Lihat ke Halaman Asli

James P Pardede

Freelancer

Ayo ke Danau Toba, Tapi Ingat Jangan Buang Sampah Sembarangan Ya?

Diperbarui: 17 November 2018   23:36

Kompasiana adalah platform blog. Konten ini menjadi tanggung jawab bloger dan tidak mewakili pandangan redaksi Kompas.

Danau Toba - James P Pardede

Apa yang menarik saat Anda mengunjungi objek wisata Danau Toba ? Danau yang bersinggungan langsung dengan 7 kabupaten ini (Toba Samosir, Simalungun, Samosir, Tapanuli Utara, Humbang Hasundutan, Karo dan Dairi) memiliki daya pikat yang sangat luar biasa. Dipandang dari sisi mana pun dari 7 kabupatwn ini, Danau Toba tetap sangat indah.

Yang membuat danau ini kurang indah adalah masih kurangnya kesadaran masyarakat sekitar danau dalam membuang sampah, tidak hanya penduduk sekitar danau, pengunjung yang datang ke kawasan wisata ini pun ikut latah membuang sampah sembarangan.

Saat berada di kota Parapat, Kabupaten Simalungun, di lapangan luas yang berada sangat dekat dengan danau, ada ikon danau ini dengan tulisan "I Love Danau Toba" dan menjadi rebutan wisatawan lokal untuk foto selfie atau sekadar mengabadikan keberadaannya di Danau Toba, Parapat.

Lalu update status di media sosial dan menyampaikan keindahan danau ini. Di kawasan ikon ini banyak sampah berserakan, apakah disengaja atau karena latah banyak juga pengunjung yang membuang sampah sembarangan ke danau, terutama yang melakukan perjalanan naik kapal motor, tak perlu heran kalau penumpangnya banyak yang membuang sampah ke danau.

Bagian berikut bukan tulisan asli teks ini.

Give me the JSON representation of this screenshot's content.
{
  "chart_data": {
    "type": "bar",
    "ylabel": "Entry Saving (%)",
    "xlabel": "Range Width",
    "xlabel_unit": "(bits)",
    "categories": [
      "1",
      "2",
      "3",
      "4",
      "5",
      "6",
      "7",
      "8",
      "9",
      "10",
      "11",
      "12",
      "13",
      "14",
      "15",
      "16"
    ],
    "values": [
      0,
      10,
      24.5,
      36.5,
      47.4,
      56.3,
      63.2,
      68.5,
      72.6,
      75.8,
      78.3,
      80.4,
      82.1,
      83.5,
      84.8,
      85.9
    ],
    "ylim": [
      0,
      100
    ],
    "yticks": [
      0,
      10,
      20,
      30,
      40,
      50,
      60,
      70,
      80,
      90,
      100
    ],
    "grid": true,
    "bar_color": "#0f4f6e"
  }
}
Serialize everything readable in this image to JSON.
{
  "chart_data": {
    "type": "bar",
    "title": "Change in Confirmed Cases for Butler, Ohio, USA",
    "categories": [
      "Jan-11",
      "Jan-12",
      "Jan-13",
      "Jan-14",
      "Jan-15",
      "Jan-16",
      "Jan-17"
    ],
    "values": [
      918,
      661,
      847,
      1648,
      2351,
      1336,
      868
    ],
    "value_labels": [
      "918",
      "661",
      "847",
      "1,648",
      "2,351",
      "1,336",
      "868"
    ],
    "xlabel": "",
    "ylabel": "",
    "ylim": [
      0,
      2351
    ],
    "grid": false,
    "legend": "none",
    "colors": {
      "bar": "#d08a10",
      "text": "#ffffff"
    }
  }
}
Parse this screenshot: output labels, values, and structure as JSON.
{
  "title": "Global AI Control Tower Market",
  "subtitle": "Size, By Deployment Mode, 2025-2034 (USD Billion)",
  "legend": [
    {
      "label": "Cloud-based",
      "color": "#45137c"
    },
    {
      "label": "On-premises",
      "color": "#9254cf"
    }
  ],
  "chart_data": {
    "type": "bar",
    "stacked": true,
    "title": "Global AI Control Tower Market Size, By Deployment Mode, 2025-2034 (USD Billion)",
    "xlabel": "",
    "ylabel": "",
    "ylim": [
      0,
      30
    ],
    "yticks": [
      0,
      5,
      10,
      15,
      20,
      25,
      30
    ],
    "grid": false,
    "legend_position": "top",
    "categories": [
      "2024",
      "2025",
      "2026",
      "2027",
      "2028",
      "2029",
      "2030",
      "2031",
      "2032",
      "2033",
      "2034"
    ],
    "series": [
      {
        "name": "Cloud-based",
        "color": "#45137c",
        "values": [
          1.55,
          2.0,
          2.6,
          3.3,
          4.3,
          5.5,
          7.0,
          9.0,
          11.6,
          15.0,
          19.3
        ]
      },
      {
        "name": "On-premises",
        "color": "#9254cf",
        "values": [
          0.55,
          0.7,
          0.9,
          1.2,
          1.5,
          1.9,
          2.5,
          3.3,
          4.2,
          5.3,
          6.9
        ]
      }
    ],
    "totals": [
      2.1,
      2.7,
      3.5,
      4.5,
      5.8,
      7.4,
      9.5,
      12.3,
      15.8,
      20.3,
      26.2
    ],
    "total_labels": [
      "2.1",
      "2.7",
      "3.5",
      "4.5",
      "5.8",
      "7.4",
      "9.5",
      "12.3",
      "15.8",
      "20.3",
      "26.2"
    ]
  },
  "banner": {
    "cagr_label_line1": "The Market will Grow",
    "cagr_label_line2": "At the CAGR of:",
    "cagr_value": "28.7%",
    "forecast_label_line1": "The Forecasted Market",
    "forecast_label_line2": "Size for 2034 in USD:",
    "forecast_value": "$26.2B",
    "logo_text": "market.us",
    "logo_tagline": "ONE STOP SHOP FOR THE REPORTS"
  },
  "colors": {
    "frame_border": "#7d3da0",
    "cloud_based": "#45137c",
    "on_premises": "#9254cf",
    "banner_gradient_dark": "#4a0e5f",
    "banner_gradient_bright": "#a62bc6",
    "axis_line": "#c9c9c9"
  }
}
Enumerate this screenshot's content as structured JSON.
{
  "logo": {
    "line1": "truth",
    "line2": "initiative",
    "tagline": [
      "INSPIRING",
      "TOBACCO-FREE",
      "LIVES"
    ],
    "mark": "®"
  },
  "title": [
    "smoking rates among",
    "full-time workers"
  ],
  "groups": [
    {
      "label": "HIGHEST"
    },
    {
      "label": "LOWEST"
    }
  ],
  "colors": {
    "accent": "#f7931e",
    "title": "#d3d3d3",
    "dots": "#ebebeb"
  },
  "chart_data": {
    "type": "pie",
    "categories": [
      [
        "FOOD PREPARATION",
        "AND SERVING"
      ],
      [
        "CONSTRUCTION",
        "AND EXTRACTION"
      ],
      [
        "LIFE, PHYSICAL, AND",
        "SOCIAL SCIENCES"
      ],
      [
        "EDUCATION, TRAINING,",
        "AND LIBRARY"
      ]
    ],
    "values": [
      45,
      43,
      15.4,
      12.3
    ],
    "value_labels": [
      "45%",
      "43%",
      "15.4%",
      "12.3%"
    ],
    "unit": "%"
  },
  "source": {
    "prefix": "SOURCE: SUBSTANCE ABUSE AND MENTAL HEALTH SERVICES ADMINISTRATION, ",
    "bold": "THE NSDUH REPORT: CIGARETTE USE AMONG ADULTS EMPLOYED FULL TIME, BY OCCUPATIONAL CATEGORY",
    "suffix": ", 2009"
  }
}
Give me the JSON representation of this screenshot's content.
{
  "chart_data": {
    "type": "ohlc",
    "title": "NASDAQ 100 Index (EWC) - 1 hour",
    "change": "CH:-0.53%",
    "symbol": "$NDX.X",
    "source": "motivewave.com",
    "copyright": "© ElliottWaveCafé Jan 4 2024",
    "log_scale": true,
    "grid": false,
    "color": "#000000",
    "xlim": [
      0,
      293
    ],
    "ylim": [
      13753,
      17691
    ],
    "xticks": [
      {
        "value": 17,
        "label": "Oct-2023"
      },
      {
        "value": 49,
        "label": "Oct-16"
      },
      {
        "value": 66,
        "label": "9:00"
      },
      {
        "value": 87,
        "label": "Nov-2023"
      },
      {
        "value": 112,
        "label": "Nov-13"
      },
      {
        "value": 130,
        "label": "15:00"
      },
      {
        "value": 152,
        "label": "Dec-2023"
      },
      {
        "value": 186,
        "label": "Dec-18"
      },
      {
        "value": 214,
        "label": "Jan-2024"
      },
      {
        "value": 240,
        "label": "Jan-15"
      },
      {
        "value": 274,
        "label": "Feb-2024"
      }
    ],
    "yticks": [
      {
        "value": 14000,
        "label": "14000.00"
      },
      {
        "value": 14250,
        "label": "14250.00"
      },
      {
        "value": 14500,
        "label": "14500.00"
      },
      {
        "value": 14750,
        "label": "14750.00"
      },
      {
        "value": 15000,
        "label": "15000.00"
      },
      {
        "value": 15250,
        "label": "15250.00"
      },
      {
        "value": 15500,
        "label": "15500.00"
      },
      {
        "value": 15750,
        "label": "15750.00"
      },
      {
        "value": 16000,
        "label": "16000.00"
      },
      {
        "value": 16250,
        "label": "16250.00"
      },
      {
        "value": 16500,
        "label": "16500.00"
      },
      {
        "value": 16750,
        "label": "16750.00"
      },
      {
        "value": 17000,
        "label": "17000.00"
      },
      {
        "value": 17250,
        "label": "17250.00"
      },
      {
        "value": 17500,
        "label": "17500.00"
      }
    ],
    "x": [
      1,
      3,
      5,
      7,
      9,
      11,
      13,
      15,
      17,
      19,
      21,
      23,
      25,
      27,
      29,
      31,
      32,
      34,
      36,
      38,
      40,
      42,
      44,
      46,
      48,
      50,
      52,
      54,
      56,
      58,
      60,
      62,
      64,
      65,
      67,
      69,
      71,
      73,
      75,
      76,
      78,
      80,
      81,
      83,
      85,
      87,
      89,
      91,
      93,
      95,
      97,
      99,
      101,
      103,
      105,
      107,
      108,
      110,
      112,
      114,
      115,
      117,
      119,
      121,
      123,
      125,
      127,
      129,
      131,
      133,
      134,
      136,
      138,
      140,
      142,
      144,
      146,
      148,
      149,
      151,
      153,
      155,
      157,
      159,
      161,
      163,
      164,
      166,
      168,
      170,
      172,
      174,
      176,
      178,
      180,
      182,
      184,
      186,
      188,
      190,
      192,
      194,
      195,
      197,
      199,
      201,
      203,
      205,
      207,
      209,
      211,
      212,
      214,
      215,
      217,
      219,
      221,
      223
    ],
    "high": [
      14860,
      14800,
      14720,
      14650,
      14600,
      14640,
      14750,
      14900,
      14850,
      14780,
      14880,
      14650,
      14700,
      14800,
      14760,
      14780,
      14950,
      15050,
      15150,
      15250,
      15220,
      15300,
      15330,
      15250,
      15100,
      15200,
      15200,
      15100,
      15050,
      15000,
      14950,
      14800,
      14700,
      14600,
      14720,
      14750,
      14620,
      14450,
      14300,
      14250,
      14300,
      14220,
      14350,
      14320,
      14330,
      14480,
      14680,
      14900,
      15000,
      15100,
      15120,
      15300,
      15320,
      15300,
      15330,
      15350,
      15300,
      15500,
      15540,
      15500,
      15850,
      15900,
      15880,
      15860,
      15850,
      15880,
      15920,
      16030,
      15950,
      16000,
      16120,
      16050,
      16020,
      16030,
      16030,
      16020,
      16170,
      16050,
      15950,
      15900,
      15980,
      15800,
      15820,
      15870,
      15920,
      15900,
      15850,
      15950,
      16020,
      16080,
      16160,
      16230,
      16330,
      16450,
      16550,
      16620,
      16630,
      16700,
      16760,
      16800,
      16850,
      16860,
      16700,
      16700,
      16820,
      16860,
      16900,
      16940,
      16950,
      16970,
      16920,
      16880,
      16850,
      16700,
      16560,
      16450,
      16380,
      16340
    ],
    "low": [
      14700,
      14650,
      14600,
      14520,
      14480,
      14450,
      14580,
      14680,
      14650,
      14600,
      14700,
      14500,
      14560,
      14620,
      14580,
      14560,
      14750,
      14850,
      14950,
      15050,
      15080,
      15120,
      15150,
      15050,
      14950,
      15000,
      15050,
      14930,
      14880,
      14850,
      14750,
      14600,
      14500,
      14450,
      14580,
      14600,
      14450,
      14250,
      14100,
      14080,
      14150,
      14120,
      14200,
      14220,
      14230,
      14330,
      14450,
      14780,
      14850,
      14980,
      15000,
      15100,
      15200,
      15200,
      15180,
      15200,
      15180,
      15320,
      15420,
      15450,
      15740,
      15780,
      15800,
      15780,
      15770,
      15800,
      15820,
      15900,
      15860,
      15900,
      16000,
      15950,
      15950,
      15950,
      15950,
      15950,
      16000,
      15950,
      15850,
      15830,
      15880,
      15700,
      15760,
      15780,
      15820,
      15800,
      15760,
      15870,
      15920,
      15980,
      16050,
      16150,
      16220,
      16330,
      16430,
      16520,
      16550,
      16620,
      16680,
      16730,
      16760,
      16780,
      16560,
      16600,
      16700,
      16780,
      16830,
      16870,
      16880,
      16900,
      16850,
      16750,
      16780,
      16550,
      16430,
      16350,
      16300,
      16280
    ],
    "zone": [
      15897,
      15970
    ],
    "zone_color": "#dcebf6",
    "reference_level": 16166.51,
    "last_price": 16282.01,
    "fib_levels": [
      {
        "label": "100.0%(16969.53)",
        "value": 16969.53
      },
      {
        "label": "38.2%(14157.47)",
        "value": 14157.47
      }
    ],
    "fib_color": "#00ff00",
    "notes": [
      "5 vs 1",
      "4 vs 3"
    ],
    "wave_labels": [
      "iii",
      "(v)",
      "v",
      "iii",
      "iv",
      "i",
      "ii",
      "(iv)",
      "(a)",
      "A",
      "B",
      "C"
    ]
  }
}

Danau Toba yang sedang berbenah, semua kabupaten yang bersinggungan langsung dengan danau ini juga berlomba-lomba untuk mempromosikan objek wisatanya. Beberapa acara digelar untuk menarik minat pengunjung datang ke Danau Toba. Kabupaten Samosir misalnya, menggelar berbagai event yang melibatkan masyarakat sekitar. Mulai dari konser musik, lomba volley pantai di Parbaba, lomba solu bolon serta pertandingan olahraga lainnya.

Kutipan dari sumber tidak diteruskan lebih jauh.